El análisis de una cepa de Psychrobacter recuperada del hielo profundo de una cueva en Rumanía revela que la resistencia microbiana evolucionó de forma natural mucho antes del uso clínico de fármacos. El hallazgo alerta sobre el riesgo de que el deshielo libere estos genes, pero, como explican en Sinc, también abre la puerta al descubrimiento de nuevas moléculas antimicrobianas.


Los ambientes extremos de la Tierra, desde las profundidades abisales hasta los hielos perpetuos, funcionan como cápsulas del tiempo biológicas. Ahora, un equipo de investigadores de la Academia Rumana ha logrado ‘despertar’ y analizar una cepa bacteriana que permaneció oculta durante cinco milenios en la cueva de hielo de Scărișoara, en Rumanía. Los resultados, publicados esta semana en la revista Frontiers in Microbiology, revelan una paradoja inquietante: a pesar de su origen antiguo, el microorganismo es resistente a diez clases de antibióticos modernos.

La cepa, denominada Psychrobacter SC65A.3, fue aislada a partir de un testigo de hielo de 25 metros de profundidad extraído de la zona conocida como la Gran Sala de la cueva. Este bloque de hielo representa una línea temporal de 13 000 años de historia ambiental. Tras secuenciar su genoma, los científicos descubrieron que la bacteria posee más de 100 genes relacionados con la resistencia.
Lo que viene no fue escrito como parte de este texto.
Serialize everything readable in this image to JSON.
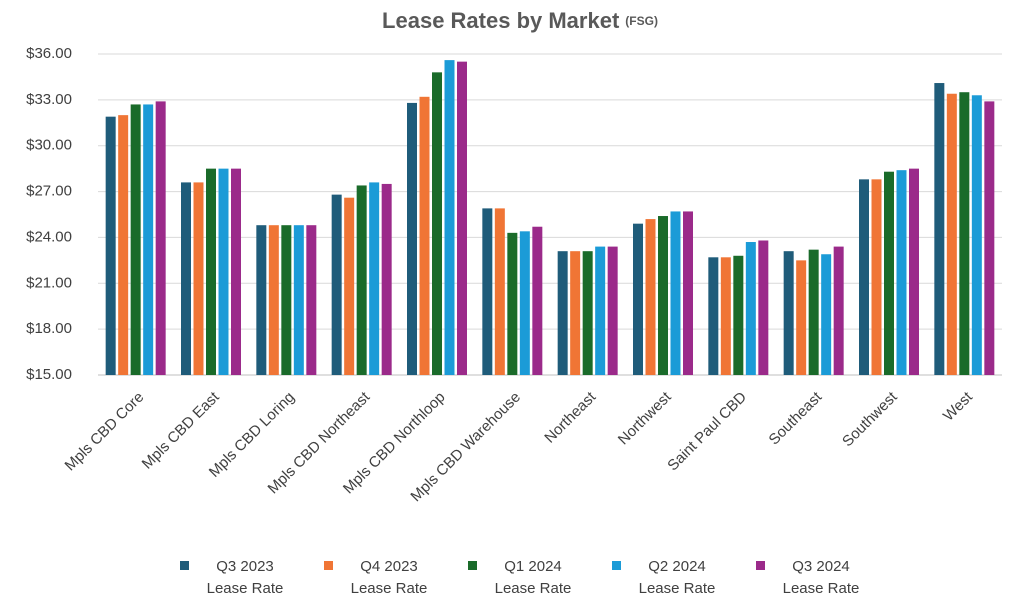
{
  "chart_data": {
    "type": "bar",
    "title": "Lease Rates by Market",
    "title_note": "(FSG)",
    "categories": [
      "Mpls CBD Core",
      "Mpls CBD East",
      "Mpls CBD Loring",
      "Mpls CBD Northeast",
      "Mpls CBD Northloop",
      "Mpls CBD Warehouse",
      "Northeast",
      "Northwest",
      "Saint Paul CBD",
      "Southeast",
      "Southwest",
      "West"
    ],
    "series": [
      {
        "name": "Q3 2023 Lease Rate",
        "color": "#1f5c7a",
        "values": [
          31.9,
          27.6,
          24.8,
          26.8,
          32.8,
          25.9,
          23.1,
          24.9,
          22.7,
          23.1,
          27.8,
          34.1
        ]
      },
      {
        "name": "Q4 2023 Lease Rate",
        "color": "#f07535",
        "values": [
          32.0,
          27.6,
          24.8,
          26.6,
          33.2,
          25.9,
          23.1,
          25.2,
          22.7,
          22.5,
          27.8,
          33.4
        ]
      },
      {
        "name": "Q1 2024 Lease Rate",
        "color": "#1a6b2a",
        "values": [
          32.7,
          28.5,
          24.8,
          27.4,
          34.8,
          24.3,
          23.1,
          25.4,
          22.8,
          23.2,
          28.3,
          33.5
        ]
      },
      {
        "name": "Q2 2024 Lease Rate",
        "color": "#1b9bd7",
        "values": [
          32.7,
          28.5,
          24.8,
          27.6,
          35.6,
          24.4,
          23.4,
          25.7,
          23.7,
          22.9,
          28.4,
          33.3
        ]
      },
      {
        "name": "Q3 2024 Lease Rate",
        "color": "#9b2a8a",
        "values": [
          32.9,
          28.5,
          24.8,
          27.5,
          35.5,
          24.7,
          23.4,
          25.7,
          23.8,
          23.4,
          28.5,
          32.9
        ]
      }
    ],
    "ylim": [
      15,
      36
    ],
    "yticks": [
      {
        "value": 15,
        "label": "$15.00"
      },
      {
        "value": 18,
        "label": "$18.00"
      },
      {
        "value": 21,
        "label": "$21.00"
      },
      {
        "value": 24,
        "label": "$24.00"
      },
      {
        "value": 27,
        "label": "$27.00"
      },
      {
        "value": 30,
        "label": "$30.00"
      },
      {
        "value": 33,
        "label": "$33.00"
      },
      {
        "value": 36,
        "label": "$36.00"
      }
    ],
    "grid": true
  }
}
“Estudiar microbios recuperados de depósitos de hielo milenarios revela cómo la resistencia a los antibióticos evolucionó de forma natural en el medio ambiente, mucho antes de que se utilizaran los antibióticos modernos”, explica Cristina Purcarea, investigadora principal del Instituto de Biología de Bucarest y autora del estudio.

Un arsenal genético contra la medicina actual

Los investigadores pusieron a prueba la resistencia de la bacteria frente a 28 antibióticos utilizados habitualmente en la práctica clínica. Los resultados mostraron que la cepa SC65A.3 es capaz de neutralizar fármacos empleados para tratar enfermedades graves como la tuberculosis, la colitis o las infecciones urinarias, incluyendo la rifampicina, la vancomicina y el ciprofloxacino.
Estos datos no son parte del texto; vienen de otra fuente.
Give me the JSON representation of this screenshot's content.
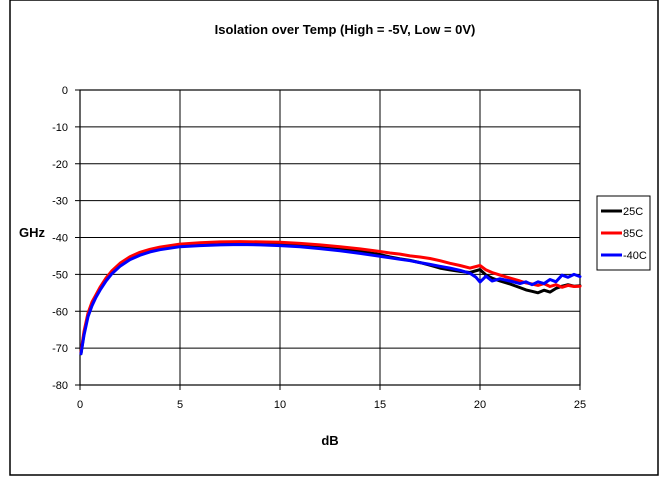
{
  "chart_data": {
    "type": "line",
    "title": "Isolation over Temp (High = -5V, Low = 0V)",
    "xlabel": "dB",
    "ylabel": "GHz",
    "xlim": [
      0,
      25
    ],
    "ylim": [
      -80,
      0
    ],
    "xticks": [
      0,
      5,
      10,
      15,
      20,
      25
    ],
    "yticks": [
      0,
      -10,
      -20,
      -30,
      -40,
      -50,
      -60,
      -70,
      -80
    ],
    "grid": true,
    "legend_position": "right",
    "series": [
      {
        "name": "25C",
        "color": "#000000",
        "x": [
          0.05,
          0.2,
          0.4,
          0.6,
          0.8,
          1.0,
          1.3,
          1.6,
          2.0,
          2.5,
          3.0,
          3.5,
          4.0,
          5.0,
          6.0,
          7.0,
          8.0,
          9.0,
          10.0,
          11.0,
          12.0,
          13.0,
          14.0,
          15.0,
          15.5,
          16.0,
          16.5,
          17.0,
          17.5,
          18.0,
          18.5,
          19.0,
          19.5,
          20.0,
          20.3,
          20.6,
          21.0,
          21.5,
          22.0,
          22.3,
          22.6,
          22.9,
          23.2,
          23.5,
          23.8,
          24.1,
          24.4,
          24.7,
          25.0
        ],
        "y": [
          -71.5,
          -66,
          -61,
          -58,
          -56,
          -54,
          -51.5,
          -49.5,
          -47.5,
          -45.8,
          -44.5,
          -43.6,
          -43,
          -42.2,
          -41.9,
          -41.6,
          -41.5,
          -41.6,
          -41.7,
          -42,
          -42.5,
          -43.1,
          -43.8,
          -44.6,
          -45.3,
          -45.8,
          -46.2,
          -46.8,
          -47.5,
          -48.3,
          -48.8,
          -49.2,
          -49.5,
          -48.7,
          -50.2,
          -51,
          -51.8,
          -52.6,
          -53.6,
          -54.2,
          -54.6,
          -55,
          -54.3,
          -54.8,
          -53.8,
          -53.2,
          -52.8,
          -53.2,
          -53.1
        ]
      },
      {
        "name": "85C",
        "color": "#ff0000",
        "x": [
          0.05,
          0.2,
          0.4,
          0.6,
          0.8,
          1.0,
          1.3,
          1.6,
          2.0,
          2.5,
          3.0,
          3.5,
          4.0,
          5.0,
          6.0,
          7.0,
          8.0,
          9.0,
          10.0,
          11.0,
          12.0,
          13.0,
          14.0,
          15.0,
          15.5,
          16.0,
          16.5,
          17.0,
          17.5,
          18.0,
          18.5,
          19.0,
          19.5,
          20.0,
          20.3,
          20.6,
          21.0,
          21.5,
          22.0,
          22.3,
          22.6,
          22.9,
          23.2,
          23.5,
          23.8,
          24.1,
          24.4,
          24.7,
          25.0
        ],
        "y": [
          -71,
          -65.5,
          -60.5,
          -57.5,
          -55.5,
          -53.5,
          -51,
          -49,
          -47,
          -45.2,
          -44,
          -43.2,
          -42.6,
          -41.8,
          -41.4,
          -41.2,
          -41.1,
          -41.2,
          -41.3,
          -41.6,
          -42,
          -42.5,
          -43.1,
          -43.8,
          -44.2,
          -44.5,
          -45,
          -45.3,
          -45.7,
          -46.3,
          -47,
          -47.6,
          -48.3,
          -47.6,
          -48.8,
          -49.5,
          -50.2,
          -51,
          -51.8,
          -52.3,
          -52.6,
          -53,
          -52.5,
          -53.3,
          -52.8,
          -53.5,
          -53,
          -53.3,
          -53.2
        ]
      },
      {
        "name": "-40C",
        "color": "#0000ff",
        "x": [
          0.05,
          0.2,
          0.4,
          0.6,
          0.8,
          1.0,
          1.3,
          1.6,
          2.0,
          2.5,
          3.0,
          3.5,
          4.0,
          5.0,
          6.0,
          7.0,
          8.0,
          9.0,
          10.0,
          11.0,
          12.0,
          13.0,
          14.0,
          15.0,
          15.5,
          16.0,
          16.5,
          17.0,
          17.5,
          18.0,
          18.5,
          19.0,
          19.5,
          19.8,
          20.0,
          20.3,
          20.6,
          21.0,
          21.5,
          22.0,
          22.3,
          22.6,
          22.9,
          23.2,
          23.5,
          23.8,
          24.1,
          24.4,
          24.7,
          25.0
        ],
        "y": [
          -71.5,
          -66.5,
          -61.5,
          -58.5,
          -56.2,
          -54.3,
          -51.8,
          -49.8,
          -47.8,
          -46,
          -44.8,
          -43.9,
          -43.3,
          -42.5,
          -42.2,
          -42,
          -41.9,
          -42,
          -42.2,
          -42.5,
          -43,
          -43.6,
          -44.3,
          -45.1,
          -45.5,
          -45.9,
          -46.3,
          -46.8,
          -47.3,
          -47.8,
          -48.3,
          -48.9,
          -49.7,
          -50.8,
          -52.1,
          -50.5,
          -51.8,
          -51.2,
          -51.8,
          -52.5,
          -52,
          -52.8,
          -52,
          -52.5,
          -51.4,
          -52,
          -50.2,
          -50.8,
          -50,
          -50.6
        ]
      }
    ]
  }
}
Se trata de la primera vez que se detecta en el género Psychrobacter una resistencia específica a compuestos como el trimetoprim, la clindamicina y el metronidazol. Según los autores, esto sugiere que las bacterias adaptadas al frío extremo actúan como ‘reservorios’ de genes de resistencia que podrían ser transferidos a bacterias modernas si el deshielo provocado por el cambio climático las libera al exterior.

Amenaza y oportunidad biotecnológica

Sin embargo, el hallazgo no es solo una señal de alarma. El genoma de esta bacteria antigua contiene casi 600 genes con funciones desconocidas y 11 genes con capacidad potencial para inhibir el crecimiento de otros patógenos, hongos y virus.

“Por un lado, si el deshielo libera estos microbios, sus genes podrían propagarse a las bacterias actuales, agravando la crisis de resistencia”, advierte Purcarea. “Pero por otro, producen enzimas únicas y compuestos antimicrobianos que podrían inspirar la creación de nuevos antibióticos e innovaciones biotecnológicas”.

El estudio concluye que estos genomas antiguos son esenciales para entender la evolución de la vida, aunque subraya la necesidad de medidas de bioseguridad estrictas en los laboratorios para evitar cualquier escape incontrolado de estas capacidades genéticas ancestrales.